Okay. And since you're looking for a new executive team, will you be focused at all on deal experience or commercialization experience? It might be too soon for that, but perhaps it's never too early. What are some of the features you're looking for in the full-time CEO?

Yes. I think certainly, not just the CEO, we are increasing and expanding our clinical team as well and bringing people in with a focus towards taking the drug to late-stage development, regulatory interactions and commercialization as well. So all of these things. And not just in metastatic CRC, but as I mentioned in my prepared remarks, even looking beyond that because we are seeing signals of activity, clinical benefit in other indications. So certainly, we'll keep all that in mind as we build not just the leadership team, but the company at large.

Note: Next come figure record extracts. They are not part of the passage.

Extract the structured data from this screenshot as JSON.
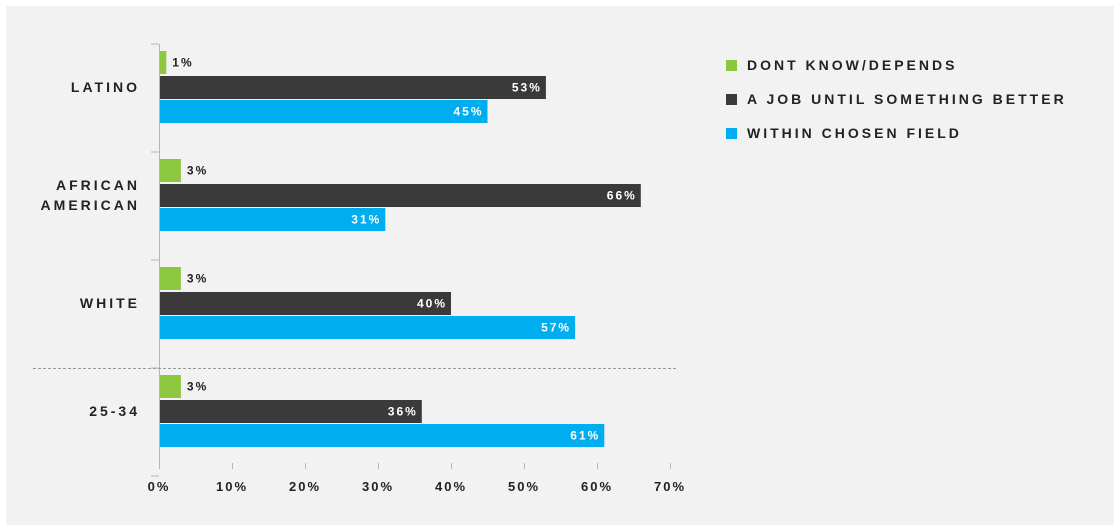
{
  "chart_data": {
    "type": "bar",
    "orientation": "horizontal",
    "categories": [
      [
        "LATINO"
      ],
      [
        "AFRICAN",
        "AMERICAN"
      ],
      [
        "WHITE"
      ],
      [
        "25-34"
      ]
    ],
    "series": [
      {
        "name": "DONT KNOW/DEPENDS",
        "color": "#8dc63f",
        "values": [
          1,
          3,
          3,
          3
        ],
        "labels": [
          "1%",
          "3%",
          "3%",
          "3%"
        ]
      },
      {
        "name": "A JOB UNTIL SOMETHING BETTER",
        "color": "#3a3a3a",
        "values": [
          53,
          66,
          40,
          36
        ],
        "labels": [
          "53%",
          "66%",
          "40%",
          "36%"
        ]
      },
      {
        "name": "WITHIN CHOSEN FIELD",
        "color": "#00aeef",
        "values": [
          45,
          31,
          57,
          61
        ],
        "labels": [
          "45%",
          "31%",
          "57%",
          "61%"
        ]
      }
    ],
    "xlim": [
      0,
      70
    ],
    "xticks": [
      0,
      10,
      20,
      30,
      40,
      50,
      60,
      70
    ],
    "xtick_labels": [
      "0%",
      "10%",
      "20%",
      "30%",
      "40%",
      "50%",
      "60%",
      "70%"
    ],
    "xlabel": "",
    "ylabel": "",
    "grid": false,
    "legend_position": "top-right",
    "separator_before_category": 3
  }
}
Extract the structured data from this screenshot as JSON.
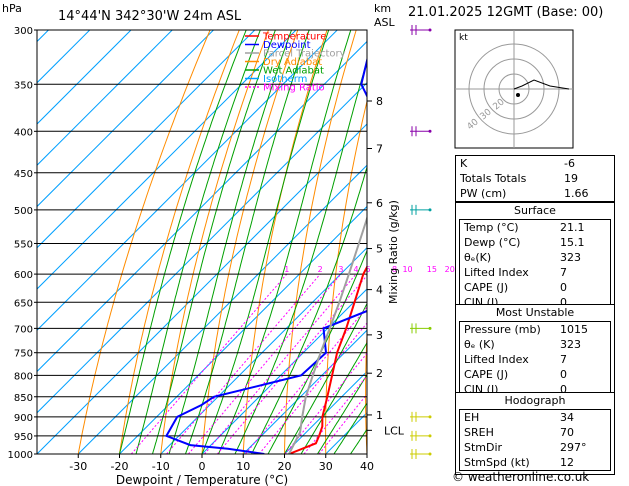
{
  "header": {
    "hpa_label": "hPa",
    "location": "14°44'N 342°30'W 24m ASL",
    "km_label": "km",
    "asl_label": "ASL",
    "date": "21.01.2025 12GMT (Base: 00)"
  },
  "chart_data": {
    "type": "line",
    "title": "14°44'N 342°30'W 24m ASL",
    "xlabel": "Dewpoint / Temperature (°C)",
    "ylabel": "hPa",
    "x_ticks": [
      -30,
      -20,
      -10,
      0,
      10,
      20,
      30,
      40
    ],
    "xlim": [
      -40,
      40
    ],
    "ylim": [
      1000,
      300
    ],
    "y_scale": "log",
    "pressure_ticks": [
      300,
      350,
      400,
      450,
      500,
      550,
      600,
      650,
      700,
      750,
      800,
      850,
      900,
      950,
      1000
    ],
    "legend_placement": "top-left",
    "legend": [
      {
        "name": "Temperature",
        "color": "#ff0000",
        "dash": ""
      },
      {
        "name": "Dewpoint",
        "color": "#0000ff",
        "dash": ""
      },
      {
        "name": "Parcel Trajectory",
        "color": "#a0a0a0",
        "dash": ""
      },
      {
        "name": "Dry Adiabat",
        "color": "#ff8c00",
        "dash": ""
      },
      {
        "name": "Wet Adiabat",
        "color": "#00a000",
        "dash": ""
      },
      {
        "name": "Isotherm",
        "color": "#00a0ff",
        "dash": ""
      },
      {
        "name": "Mixing Ratio",
        "color": "#ff00ff",
        "dash": "2,2"
      }
    ],
    "series": [
      {
        "name": "Temperature",
        "color": "#ff0000",
        "points": [
          [
            1000,
            21.1
          ],
          [
            970,
            25
          ],
          [
            950,
            24
          ],
          [
            925,
            22.5
          ],
          [
            900,
            20.2
          ],
          [
            850,
            16.5
          ],
          [
            800,
            12.5
          ],
          [
            750,
            8.2
          ],
          [
            700,
            4.5
          ],
          [
            650,
            0.2
          ],
          [
            600,
            -4.5
          ],
          [
            550,
            -8
          ],
          [
            500,
            -13.5
          ],
          [
            450,
            -19.5
          ],
          [
            400,
            -26
          ],
          [
            350,
            -33.5
          ],
          [
            300,
            -41
          ]
        ]
      },
      {
        "name": "Dewpoint",
        "color": "#0000ff",
        "points": [
          [
            1000,
            15.1
          ],
          [
            985,
            5
          ],
          [
            975,
            -5
          ],
          [
            950,
            -13
          ],
          [
            900,
            -15
          ],
          [
            870,
            -12
          ],
          [
            850,
            -11
          ],
          [
            800,
            5
          ],
          [
            750,
            5.5
          ],
          [
            700,
            -1
          ],
          [
            650,
            8.5
          ],
          [
            600,
            2.5
          ],
          [
            550,
            -4
          ],
          [
            500,
            -11
          ],
          [
            450,
            -19
          ],
          [
            400,
            -34
          ],
          [
            350,
            -51
          ],
          [
            300,
            -61
          ]
        ]
      },
      {
        "name": "Parcel Trajectory",
        "color": "#a0a0a0",
        "points": [
          [
            1000,
            21.1
          ],
          [
            940,
            18.5
          ],
          [
            900,
            15.3
          ],
          [
            850,
            11.3
          ],
          [
            800,
            7.8
          ],
          [
            750,
            4.2
          ],
          [
            700,
            0.5
          ],
          [
            650,
            -3.5
          ],
          [
            600,
            -8
          ],
          [
            550,
            -13
          ],
          [
            500,
            -18.5
          ],
          [
            450,
            -25
          ],
          [
            400,
            -32
          ],
          [
            350,
            -40
          ],
          [
            300,
            -49
          ]
        ]
      }
    ],
    "mixing_ratio_labels": [
      "1",
      "2",
      "3",
      "4",
      "5",
      "8",
      "10",
      "15",
      "20",
      "25"
    ],
    "altitude_km_ticks": [
      {
        "label": "8",
        "p": 367
      },
      {
        "label": "7",
        "p": 420
      },
      {
        "label": "6",
        "p": 490
      },
      {
        "label": "5",
        "p": 558
      },
      {
        "label": "4",
        "p": 627
      },
      {
        "label": "3",
        "p": 713
      },
      {
        "label": "2",
        "p": 795
      },
      {
        "label": "1",
        "p": 895
      }
    ],
    "lcl": {
      "label": "LCL",
      "p": 935
    },
    "right_axis_label": "Mixing Ratio (g/kg)",
    "wind_barbs": [
      {
        "p": 300,
        "color": "#8800aa"
      },
      {
        "p": 400,
        "color": "#8800aa"
      },
      {
        "p": 500,
        "color": "#00a0a0"
      },
      {
        "p": 700,
        "color": "#88cc00"
      },
      {
        "p": 900,
        "color": "#cccc00"
      },
      {
        "p": 950,
        "color": "#cccc00"
      },
      {
        "p": 1000,
        "color": "#cccc00"
      }
    ]
  },
  "hodograph": {
    "unit_label": "kt",
    "ring_labels": [
      "40",
      "30",
      "20"
    ]
  },
  "indices": {
    "rows": [
      {
        "label": "K",
        "value": "-6"
      },
      {
        "label": "Totals Totals",
        "value": "19"
      },
      {
        "label": "PW (cm)",
        "value": "1.66"
      }
    ]
  },
  "surface": {
    "title": "Surface",
    "rows": [
      {
        "label": "Temp (°C)",
        "value": "21.1"
      },
      {
        "label": "Dewp (°C)",
        "value": "15.1"
      },
      {
        "label": "θₑ(K)",
        "value": "323"
      },
      {
        "label": "Lifted Index",
        "value": "7"
      },
      {
        "label": "CAPE (J)",
        "value": "0"
      },
      {
        "label": "CIN (J)",
        "value": "0"
      }
    ]
  },
  "most_unstable": {
    "title": "Most Unstable",
    "rows": [
      {
        "label": "Pressure (mb)",
        "value": "1015"
      },
      {
        "label": "θₑ (K)",
        "value": "323"
      },
      {
        "label": "Lifted Index",
        "value": "7"
      },
      {
        "label": "CAPE (J)",
        "value": "0"
      },
      {
        "label": "CIN (J)",
        "value": "0"
      }
    ]
  },
  "hodograph_table": {
    "title": "Hodograph",
    "rows": [
      {
        "label": "EH",
        "value": "34"
      },
      {
        "label": "SREH",
        "value": "70"
      },
      {
        "label": "StmDir",
        "value": "297°"
      },
      {
        "label": "StmSpd (kt)",
        "value": "12"
      }
    ]
  },
  "credit": "© weatheronline.co.uk"
}
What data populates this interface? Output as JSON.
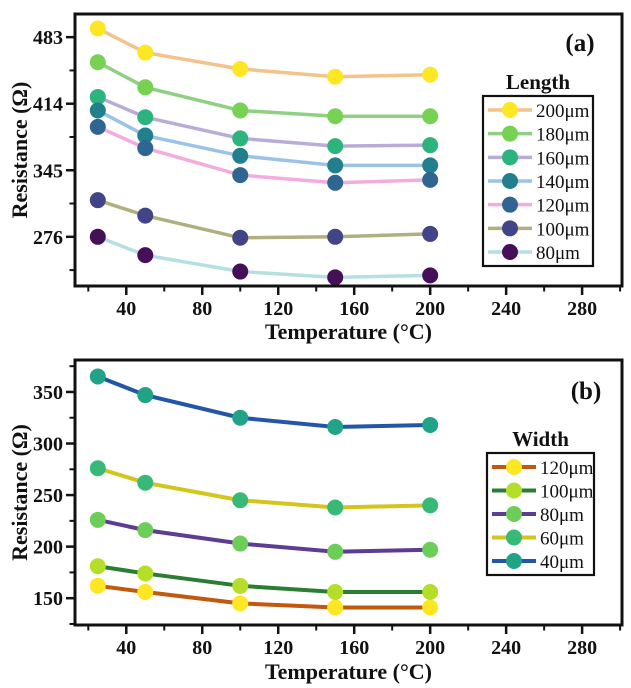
{
  "figure": {
    "background": "#ffffff",
    "text_color": "#111111",
    "frame_color": "#111111",
    "panel_label_color": "#d32f2f"
  },
  "chart_data": [
    {
      "type": "line",
      "panel_label": "(a)",
      "xlabel": "Temperature (°C)",
      "ylabel": "Resistance (Ω)",
      "xlim": [
        13,
        301
      ],
      "ylim": [
        225,
        507
      ],
      "xticks": [
        40,
        80,
        120,
        160,
        200,
        240,
        280
      ],
      "yticks": [
        276,
        345,
        414,
        483
      ],
      "grid": false,
      "legend": {
        "title": "Length",
        "position": "right"
      },
      "x": [
        25,
        50,
        100,
        150,
        200
      ],
      "series": [
        {
          "name": "200μm",
          "marker_color": "#fde725",
          "line_color": "#f4c28a",
          "values": [
            492,
            467,
            450,
            442,
            444
          ]
        },
        {
          "name": "180μm",
          "marker_color": "#77d153",
          "line_color": "#8fd083",
          "values": [
            457,
            431,
            407,
            401,
            401
          ]
        },
        {
          "name": "160μm",
          "marker_color": "#2db37d",
          "line_color": "#b9acd8",
          "values": [
            421,
            400,
            378,
            370,
            371
          ]
        },
        {
          "name": "140μm",
          "marker_color": "#22808e",
          "line_color": "#9cc2e8",
          "values": [
            407,
            381,
            360,
            350,
            350
          ]
        },
        {
          "name": "120μm",
          "marker_color": "#2f6590",
          "line_color": "#f4acdf",
          "values": [
            390,
            368,
            340,
            332,
            335
          ]
        },
        {
          "name": "100μm",
          "marker_color": "#414487",
          "line_color": "#b1af7d",
          "values": [
            314,
            298,
            275,
            276,
            279
          ]
        },
        {
          "name": "80μm",
          "marker_color": "#461059",
          "line_color": "#b5e0e3",
          "values": [
            276,
            257,
            240,
            234,
            236
          ]
        }
      ]
    },
    {
      "type": "line",
      "panel_label": "(b)",
      "xlabel": "Temperature (°C)",
      "ylabel": "Resistance (Ω)",
      "xlim": [
        13,
        301
      ],
      "ylim": [
        124,
        381
      ],
      "xticks": [
        40,
        80,
        120,
        160,
        200,
        240,
        280
      ],
      "yticks": [
        150,
        200,
        250,
        300,
        350
      ],
      "grid": false,
      "legend": {
        "title": "Width",
        "position": "right"
      },
      "x": [
        25,
        50,
        100,
        150,
        200
      ],
      "series": [
        {
          "name": "120μm",
          "marker_color": "#fde725",
          "line_color": "#c2590f",
          "values": [
            162,
            156,
            145,
            141,
            141
          ]
        },
        {
          "name": "100μm",
          "marker_color": "#b5de2b",
          "line_color": "#2c7d34",
          "values": [
            181,
            174,
            162,
            156,
            156
          ]
        },
        {
          "name": "80μm",
          "marker_color": "#6cce59",
          "line_color": "#5d3c93",
          "values": [
            226,
            216,
            203,
            195,
            197
          ]
        },
        {
          "name": "60μm",
          "marker_color": "#38b977",
          "line_color": "#d4c51d",
          "values": [
            276,
            262,
            245,
            238,
            240
          ]
        },
        {
          "name": "40μm",
          "marker_color": "#20a386",
          "line_color": "#2356a8",
          "values": [
            365,
            347,
            325,
            316,
            318
          ]
        }
      ]
    }
  ]
}
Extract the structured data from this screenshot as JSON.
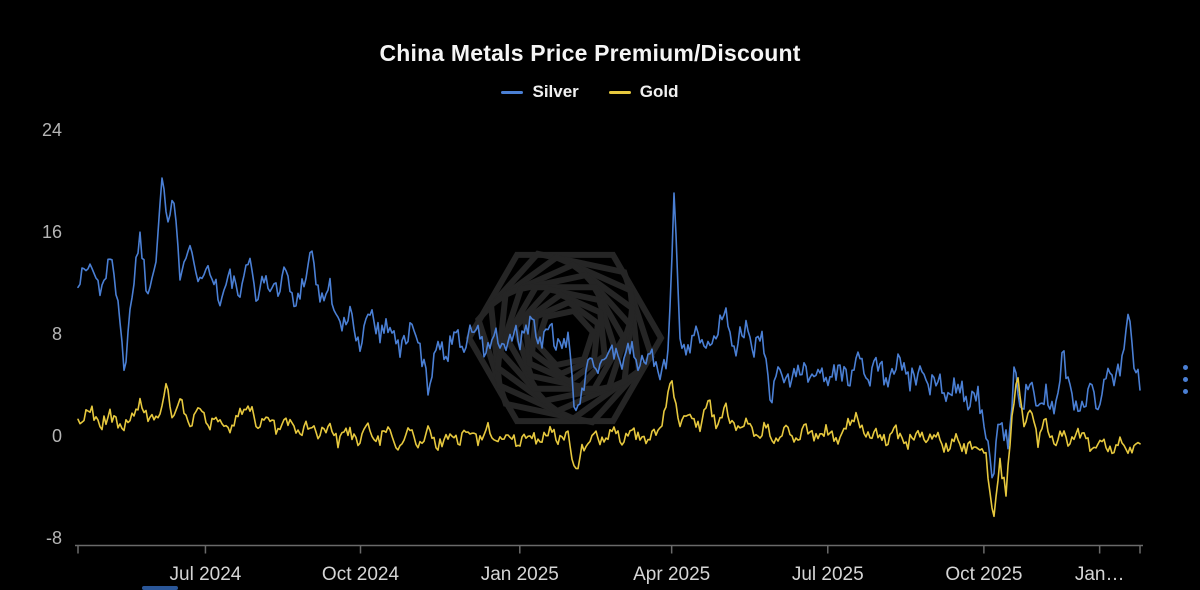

This does conclude today's Q&A session. I would like to turn the call back over to Mani Mohindru, Interim Chief Executive Officer. Please go ahead.

Thank you, Lisa. We're incredibly excited about the potential opportunities with onvansertib and look forward to keeping you updated as we advance this program. Thank you again, everyone, for joining us this morning, and please reach out for any additional questions. Thank you.

This does conclude today's program. Thank you so much for joining. You may now disconnect.